THE PRESIDENT of the Jamaica Manufacturers' Association (JMA), Doreen Frankson, has harshly criticised the Government for what she describes as its ad hoc approach to small business development.

"What is important to the manufacturing sector at this time is facilitation. We have to stop doing things piecemeal. We have to have a policy for small businesses. We have been talking about this support and we have made many proposals to the Government, showing them models and they have not taken any abroad," Frankson told JMA members at its annual general meeting last Wednesday at it headquarters on Duke Street in downtown Kingston.

She suggested that Government was insincere in its support of small businesses especially as it related to funding and bureaucracy.

"Every attempt to get the Government to make more than incremental steps towards the small business sector has fallen on deaf ears.

"Government is prepared to mention these things, but not to do anything about it. The days of speech making without bold initiatives to follow up their words are past," she said.

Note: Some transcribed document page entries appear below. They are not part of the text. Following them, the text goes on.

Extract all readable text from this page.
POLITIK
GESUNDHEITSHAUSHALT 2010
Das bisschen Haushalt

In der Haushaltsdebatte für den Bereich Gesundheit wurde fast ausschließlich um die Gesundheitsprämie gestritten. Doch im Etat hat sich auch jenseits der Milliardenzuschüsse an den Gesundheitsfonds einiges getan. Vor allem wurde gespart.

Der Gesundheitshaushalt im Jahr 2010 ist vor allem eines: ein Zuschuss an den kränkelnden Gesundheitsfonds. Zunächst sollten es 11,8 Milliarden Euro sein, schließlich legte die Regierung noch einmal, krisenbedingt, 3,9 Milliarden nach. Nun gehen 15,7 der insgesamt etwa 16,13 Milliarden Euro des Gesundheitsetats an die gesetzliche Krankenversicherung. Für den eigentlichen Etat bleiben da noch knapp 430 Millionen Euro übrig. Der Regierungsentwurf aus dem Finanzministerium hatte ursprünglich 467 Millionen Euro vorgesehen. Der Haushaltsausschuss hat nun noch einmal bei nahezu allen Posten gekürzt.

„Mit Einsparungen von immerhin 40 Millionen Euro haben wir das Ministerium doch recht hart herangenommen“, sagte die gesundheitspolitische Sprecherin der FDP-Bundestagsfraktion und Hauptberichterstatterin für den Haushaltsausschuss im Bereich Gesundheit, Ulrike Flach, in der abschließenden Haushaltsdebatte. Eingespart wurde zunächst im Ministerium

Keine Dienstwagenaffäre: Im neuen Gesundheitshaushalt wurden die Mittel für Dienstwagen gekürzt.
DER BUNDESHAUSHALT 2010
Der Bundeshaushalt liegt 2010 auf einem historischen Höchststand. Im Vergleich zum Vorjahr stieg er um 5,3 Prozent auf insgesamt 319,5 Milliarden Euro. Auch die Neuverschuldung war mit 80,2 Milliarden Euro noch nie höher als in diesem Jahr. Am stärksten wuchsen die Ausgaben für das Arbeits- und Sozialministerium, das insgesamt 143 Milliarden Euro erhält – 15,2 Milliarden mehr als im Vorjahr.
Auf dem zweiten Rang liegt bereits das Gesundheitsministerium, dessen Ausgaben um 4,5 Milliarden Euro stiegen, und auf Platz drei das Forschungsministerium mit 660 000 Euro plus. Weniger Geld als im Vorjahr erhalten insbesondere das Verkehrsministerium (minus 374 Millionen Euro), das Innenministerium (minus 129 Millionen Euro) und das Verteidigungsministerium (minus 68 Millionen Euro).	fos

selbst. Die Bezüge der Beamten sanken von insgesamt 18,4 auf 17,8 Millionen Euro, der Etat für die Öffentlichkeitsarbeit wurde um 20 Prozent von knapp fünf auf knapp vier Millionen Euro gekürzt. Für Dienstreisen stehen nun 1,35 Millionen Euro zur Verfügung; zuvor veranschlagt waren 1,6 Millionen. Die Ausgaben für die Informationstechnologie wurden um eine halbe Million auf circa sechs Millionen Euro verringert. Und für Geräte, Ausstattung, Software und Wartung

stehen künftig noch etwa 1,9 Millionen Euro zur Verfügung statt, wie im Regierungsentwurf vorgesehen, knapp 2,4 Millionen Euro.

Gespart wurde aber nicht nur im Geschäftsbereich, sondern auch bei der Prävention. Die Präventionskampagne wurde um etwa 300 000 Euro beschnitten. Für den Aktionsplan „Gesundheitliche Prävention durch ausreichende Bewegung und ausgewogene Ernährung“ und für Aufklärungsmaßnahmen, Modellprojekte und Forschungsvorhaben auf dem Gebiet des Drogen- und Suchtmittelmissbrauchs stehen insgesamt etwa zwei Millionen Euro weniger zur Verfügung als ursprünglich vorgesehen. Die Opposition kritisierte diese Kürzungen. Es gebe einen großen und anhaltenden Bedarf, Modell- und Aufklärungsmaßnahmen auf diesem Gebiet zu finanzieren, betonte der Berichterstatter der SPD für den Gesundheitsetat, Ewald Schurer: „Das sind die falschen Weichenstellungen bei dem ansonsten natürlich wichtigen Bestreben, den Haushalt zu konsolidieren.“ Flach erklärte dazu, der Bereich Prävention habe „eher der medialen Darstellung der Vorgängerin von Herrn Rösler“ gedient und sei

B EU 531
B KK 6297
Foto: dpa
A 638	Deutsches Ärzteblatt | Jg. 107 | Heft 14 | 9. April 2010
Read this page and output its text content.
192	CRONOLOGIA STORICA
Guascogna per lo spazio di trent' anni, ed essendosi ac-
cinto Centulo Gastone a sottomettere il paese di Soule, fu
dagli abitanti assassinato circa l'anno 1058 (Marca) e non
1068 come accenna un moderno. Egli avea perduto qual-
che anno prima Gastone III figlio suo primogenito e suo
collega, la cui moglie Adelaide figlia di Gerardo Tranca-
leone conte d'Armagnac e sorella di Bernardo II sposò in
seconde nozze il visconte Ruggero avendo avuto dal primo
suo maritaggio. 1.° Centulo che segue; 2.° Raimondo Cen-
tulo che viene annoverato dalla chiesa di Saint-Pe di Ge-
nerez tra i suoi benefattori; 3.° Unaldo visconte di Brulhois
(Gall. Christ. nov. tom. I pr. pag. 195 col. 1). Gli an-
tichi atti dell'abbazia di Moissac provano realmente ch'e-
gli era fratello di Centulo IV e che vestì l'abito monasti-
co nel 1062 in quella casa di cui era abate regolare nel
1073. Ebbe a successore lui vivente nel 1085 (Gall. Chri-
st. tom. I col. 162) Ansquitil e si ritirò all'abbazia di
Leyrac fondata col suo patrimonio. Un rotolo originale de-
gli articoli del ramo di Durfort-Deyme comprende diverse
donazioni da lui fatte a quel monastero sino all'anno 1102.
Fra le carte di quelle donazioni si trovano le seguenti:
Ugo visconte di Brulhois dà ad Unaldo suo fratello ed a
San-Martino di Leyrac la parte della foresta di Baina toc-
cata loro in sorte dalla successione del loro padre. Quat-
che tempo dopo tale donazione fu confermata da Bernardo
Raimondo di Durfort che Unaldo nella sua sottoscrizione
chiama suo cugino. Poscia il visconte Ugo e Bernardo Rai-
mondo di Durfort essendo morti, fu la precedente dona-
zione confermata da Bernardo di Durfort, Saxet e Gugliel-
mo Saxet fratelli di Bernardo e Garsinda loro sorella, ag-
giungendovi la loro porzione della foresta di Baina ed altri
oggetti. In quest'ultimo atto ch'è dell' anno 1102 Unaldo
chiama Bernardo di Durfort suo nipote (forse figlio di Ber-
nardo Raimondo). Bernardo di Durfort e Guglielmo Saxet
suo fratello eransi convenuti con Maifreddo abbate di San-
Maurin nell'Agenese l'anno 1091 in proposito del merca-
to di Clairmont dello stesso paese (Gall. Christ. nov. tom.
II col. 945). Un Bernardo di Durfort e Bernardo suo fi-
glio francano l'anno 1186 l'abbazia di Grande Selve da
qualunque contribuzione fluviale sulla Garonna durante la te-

She repeated past calls for the government to reduce the red tape in doing business since "what is important to the manufacturing sector at this time is facilitation."

PROCUREMENT POLICY

Frankson also called on the Government to implement the "procurement policy, which has been floating around for two years." The policy ensures that a certain percentage of government contracts are awarded to small businesses.

Assessing her efforts, the JMA president said she was disappointed in the lack of support from the Government. "I am frustrated. When I came into the office at JMA, I felt I had a partner to work with in the Government and so I had a very facilitative approach, but we just going along and we not going anywhere and at the end of four years I would have achieved very little for my members."

She noted that the Government, for example, had not removed the two per cent cess, which is levied on imports and was introduced by the Finance Minister three years ago. "We have been asking for the (two per cent) cess to be taken off equipment for retooling. That has fallen on deaf ears."

Frankson expressed regret that "to do business in Jamaica is hard, everything is a hassle, the red tape the bureaucracy. It's not a pleasure to do business here. For example they are looking at back taxes now and the first set of people they go after are the people who pay and the people who toe the line and the tax dodgers get away all the time."